Li-At: What’s the one thing that all technical communicators should understand about API?

Peter: Well, I guess it’s not that different than other kind of communication, but I think it’s especially true of API documentation. That the people who are creating it are very close to it and that they need somebody coming in from the outside to have the perspective to say, “What is this going to be like for somebody new looking at it” and to create the documentation that orients people and explains how it works.
So that’s the one thing: be aware that your outside perspective is valuable.

Li-At: Okay, so this is TC Camp. So my next question is what’s your favorite camping spot?

Peter: I live in Seattle. So my favorite camping spot is on Mt. Rainier.


Interviewer note: If this picture that Michael Matti took while gazing out his tent is anything to go by, who can blame him?
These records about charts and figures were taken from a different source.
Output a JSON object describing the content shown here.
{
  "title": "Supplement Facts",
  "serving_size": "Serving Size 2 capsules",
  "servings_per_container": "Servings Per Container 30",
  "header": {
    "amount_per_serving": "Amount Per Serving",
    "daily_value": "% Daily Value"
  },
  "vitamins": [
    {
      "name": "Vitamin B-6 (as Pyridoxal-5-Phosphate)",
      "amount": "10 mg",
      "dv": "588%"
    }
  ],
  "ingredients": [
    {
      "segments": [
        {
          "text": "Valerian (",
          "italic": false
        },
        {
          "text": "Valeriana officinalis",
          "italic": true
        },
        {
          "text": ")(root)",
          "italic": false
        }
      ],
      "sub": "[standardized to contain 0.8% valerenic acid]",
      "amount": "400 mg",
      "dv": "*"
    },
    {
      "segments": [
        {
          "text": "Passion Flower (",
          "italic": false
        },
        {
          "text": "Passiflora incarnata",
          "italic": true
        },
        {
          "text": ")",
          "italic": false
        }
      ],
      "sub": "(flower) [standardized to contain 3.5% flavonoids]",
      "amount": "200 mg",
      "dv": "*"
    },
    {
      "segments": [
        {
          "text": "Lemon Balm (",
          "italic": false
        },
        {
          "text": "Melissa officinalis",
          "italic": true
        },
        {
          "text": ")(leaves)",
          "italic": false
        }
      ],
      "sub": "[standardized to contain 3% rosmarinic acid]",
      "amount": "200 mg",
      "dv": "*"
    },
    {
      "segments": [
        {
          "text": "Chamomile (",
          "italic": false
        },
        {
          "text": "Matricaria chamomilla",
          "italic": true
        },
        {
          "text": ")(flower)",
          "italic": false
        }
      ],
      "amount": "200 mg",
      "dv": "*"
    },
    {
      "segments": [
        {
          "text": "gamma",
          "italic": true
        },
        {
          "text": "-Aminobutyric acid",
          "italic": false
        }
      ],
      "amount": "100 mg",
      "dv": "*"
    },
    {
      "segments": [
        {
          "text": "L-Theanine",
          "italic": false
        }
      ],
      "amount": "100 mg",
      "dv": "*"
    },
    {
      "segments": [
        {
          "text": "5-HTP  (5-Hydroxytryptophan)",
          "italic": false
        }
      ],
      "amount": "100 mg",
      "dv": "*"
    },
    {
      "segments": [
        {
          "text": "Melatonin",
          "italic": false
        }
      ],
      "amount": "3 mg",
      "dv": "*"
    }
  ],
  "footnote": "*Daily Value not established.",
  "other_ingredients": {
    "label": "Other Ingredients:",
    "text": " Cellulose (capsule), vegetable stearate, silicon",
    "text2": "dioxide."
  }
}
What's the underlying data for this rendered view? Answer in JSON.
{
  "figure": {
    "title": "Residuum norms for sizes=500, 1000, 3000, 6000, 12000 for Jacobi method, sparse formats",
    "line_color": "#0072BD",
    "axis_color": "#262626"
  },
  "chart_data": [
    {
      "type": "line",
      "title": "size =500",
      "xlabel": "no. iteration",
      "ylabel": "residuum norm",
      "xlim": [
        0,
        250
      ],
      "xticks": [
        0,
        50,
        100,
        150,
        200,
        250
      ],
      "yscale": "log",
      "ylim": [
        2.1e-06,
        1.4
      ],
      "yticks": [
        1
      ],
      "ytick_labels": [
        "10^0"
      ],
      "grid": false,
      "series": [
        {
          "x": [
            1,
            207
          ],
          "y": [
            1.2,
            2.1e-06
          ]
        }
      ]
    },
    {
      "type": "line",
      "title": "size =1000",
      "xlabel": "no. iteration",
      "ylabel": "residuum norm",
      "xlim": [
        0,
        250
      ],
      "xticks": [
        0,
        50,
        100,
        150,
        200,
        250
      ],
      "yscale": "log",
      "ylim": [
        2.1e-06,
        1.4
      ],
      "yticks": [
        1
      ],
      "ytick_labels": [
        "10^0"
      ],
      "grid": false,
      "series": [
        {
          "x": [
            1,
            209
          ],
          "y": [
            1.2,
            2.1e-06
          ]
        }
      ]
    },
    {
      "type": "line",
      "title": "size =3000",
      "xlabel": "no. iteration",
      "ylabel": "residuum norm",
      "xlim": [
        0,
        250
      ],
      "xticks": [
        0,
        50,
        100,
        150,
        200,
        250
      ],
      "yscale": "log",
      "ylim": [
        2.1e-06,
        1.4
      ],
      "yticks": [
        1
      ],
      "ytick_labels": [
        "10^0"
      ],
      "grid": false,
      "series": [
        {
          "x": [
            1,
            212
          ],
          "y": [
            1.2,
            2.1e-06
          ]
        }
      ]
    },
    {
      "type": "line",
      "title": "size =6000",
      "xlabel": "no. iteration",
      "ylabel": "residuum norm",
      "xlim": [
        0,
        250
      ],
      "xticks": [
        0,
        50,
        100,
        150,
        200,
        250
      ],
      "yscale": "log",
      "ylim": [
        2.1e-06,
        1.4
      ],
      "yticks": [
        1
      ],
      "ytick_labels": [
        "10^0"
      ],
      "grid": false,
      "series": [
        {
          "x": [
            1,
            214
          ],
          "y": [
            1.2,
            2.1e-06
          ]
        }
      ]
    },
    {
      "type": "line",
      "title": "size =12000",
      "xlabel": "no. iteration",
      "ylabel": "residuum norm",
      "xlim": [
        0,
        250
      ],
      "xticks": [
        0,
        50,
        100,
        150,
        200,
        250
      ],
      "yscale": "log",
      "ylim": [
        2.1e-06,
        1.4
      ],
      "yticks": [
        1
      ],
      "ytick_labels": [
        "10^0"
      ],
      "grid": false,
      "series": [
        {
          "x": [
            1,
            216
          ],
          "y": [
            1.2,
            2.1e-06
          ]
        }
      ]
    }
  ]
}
Li-At: If you could take one person camping, or one technical communicator camping, who would that be?

Peter: There’s lots of people I met who I like in the technical communication field. I don’t want to single out just one person.

But in general, I always talk about how Nikola Tesla—how is so popular and in now—he was my childhood here. This was back in the 1970’s, when nobody had heard of him, and I just thought he was the greatest, most interesting person ever. And it’s been funny to watch his popularity grow over the decade. …He’s probably not the camping type. But who knows what he would invent along the way to make camping a more interesting, better experience.